O futebol e o Benfica eram, talvez, os únicos gostos em comum com o meu pai, que me fez sócio do glorioso ainda eu andava de gatas. Mais tarde, a sua fixação no Benfica cresceu desmesuradamente e, no dia em que foi registar o meu irmão Paulo, dias depois do seu nascimento, foi também inscrevê-lo como sócio. Com a minha irmã já não fez a mesma coisa porque, nessas coisas (e nas outras…), o meu pai era muito conservador: as mulheres não deviam ir ao futebol.
Desde pequeno que acompanhei o meu pai a tudo o que era prova desportiva em que entrasse o Benfica, quer em futebol, quer em hóquei em patins. Quando morávamos na Avenida Gomes Pereira, onde também ficava uma sede do Benfica com o ringue principal de hóquei, era frequente irmos os dois assistir aos jogos em que o Livramento e outros de que já não me lembro se destacavam com os dribles fabulosos e as corridas desenfreadas sobre patins, atrás de uma bola que ninguém via; só quando a rede da pequena baliza balançava e o árbitro assistente agitava a bandeirinha é que a malta se levantava num grito uníssono: "Golo!"
Nessa sede do Benfica, também o Fernandinho aprendeu a andar de patins e até deu alguns toques na bola.
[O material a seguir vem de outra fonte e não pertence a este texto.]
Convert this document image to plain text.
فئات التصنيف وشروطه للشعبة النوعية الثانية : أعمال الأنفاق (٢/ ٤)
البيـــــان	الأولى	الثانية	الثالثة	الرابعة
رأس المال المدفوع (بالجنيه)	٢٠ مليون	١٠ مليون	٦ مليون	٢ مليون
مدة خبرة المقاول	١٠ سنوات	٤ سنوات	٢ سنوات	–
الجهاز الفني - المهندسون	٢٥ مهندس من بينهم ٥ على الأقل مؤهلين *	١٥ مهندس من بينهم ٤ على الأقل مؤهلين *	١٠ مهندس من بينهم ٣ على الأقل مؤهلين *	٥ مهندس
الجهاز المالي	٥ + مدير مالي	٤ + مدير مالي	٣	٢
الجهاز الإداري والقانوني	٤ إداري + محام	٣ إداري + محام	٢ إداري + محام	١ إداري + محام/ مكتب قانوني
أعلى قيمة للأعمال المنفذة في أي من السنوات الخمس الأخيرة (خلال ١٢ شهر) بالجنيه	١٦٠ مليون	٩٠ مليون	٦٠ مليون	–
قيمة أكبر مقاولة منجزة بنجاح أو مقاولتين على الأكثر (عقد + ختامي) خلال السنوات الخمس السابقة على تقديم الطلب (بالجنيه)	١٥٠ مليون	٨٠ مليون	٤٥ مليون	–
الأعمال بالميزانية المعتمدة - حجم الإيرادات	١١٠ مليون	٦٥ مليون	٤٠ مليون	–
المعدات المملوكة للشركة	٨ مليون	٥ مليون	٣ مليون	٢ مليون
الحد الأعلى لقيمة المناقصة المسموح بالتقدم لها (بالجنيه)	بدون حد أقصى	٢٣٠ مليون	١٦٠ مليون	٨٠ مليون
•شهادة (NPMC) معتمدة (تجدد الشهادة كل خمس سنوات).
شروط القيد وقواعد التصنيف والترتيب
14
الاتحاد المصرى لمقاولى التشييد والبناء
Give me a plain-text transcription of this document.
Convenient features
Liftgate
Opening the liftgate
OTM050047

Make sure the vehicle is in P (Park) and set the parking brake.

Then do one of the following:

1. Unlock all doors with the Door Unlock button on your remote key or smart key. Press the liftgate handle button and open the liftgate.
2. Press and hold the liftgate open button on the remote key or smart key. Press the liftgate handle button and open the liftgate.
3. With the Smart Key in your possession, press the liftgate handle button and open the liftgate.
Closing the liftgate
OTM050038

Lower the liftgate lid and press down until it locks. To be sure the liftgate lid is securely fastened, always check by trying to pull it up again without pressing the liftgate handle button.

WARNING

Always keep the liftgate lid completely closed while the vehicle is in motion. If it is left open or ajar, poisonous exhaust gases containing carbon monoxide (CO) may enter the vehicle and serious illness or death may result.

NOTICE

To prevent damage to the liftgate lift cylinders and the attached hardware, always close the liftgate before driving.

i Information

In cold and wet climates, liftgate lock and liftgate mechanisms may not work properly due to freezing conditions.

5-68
Além disso, frequentava a ginástica do Benfica e, no final do ano, apresentava-me, garboso, no sarau do clube, trazendo para casa, orgulhosamente ao peito, uma medalha comemorativa. A maluqueira pelo futebol continuava no quintal da nossa casa. Num dos topos do pequeno quintal, que deveria ter uns sete metros de comprimento por três de largura, construiu o meu pai uma baliza, onde me treinava para guarda-redes. Muitas tardes foram ali passadas com os amigos da rua, disputando jogos de pontapé e sarrafada.

O Fernandinho, perfilado, com mais uma medalha ao peito e um penso rápido no joelho, fruto de alguma lesão ocorrida durante mais um sarau de ginástica do Benfica.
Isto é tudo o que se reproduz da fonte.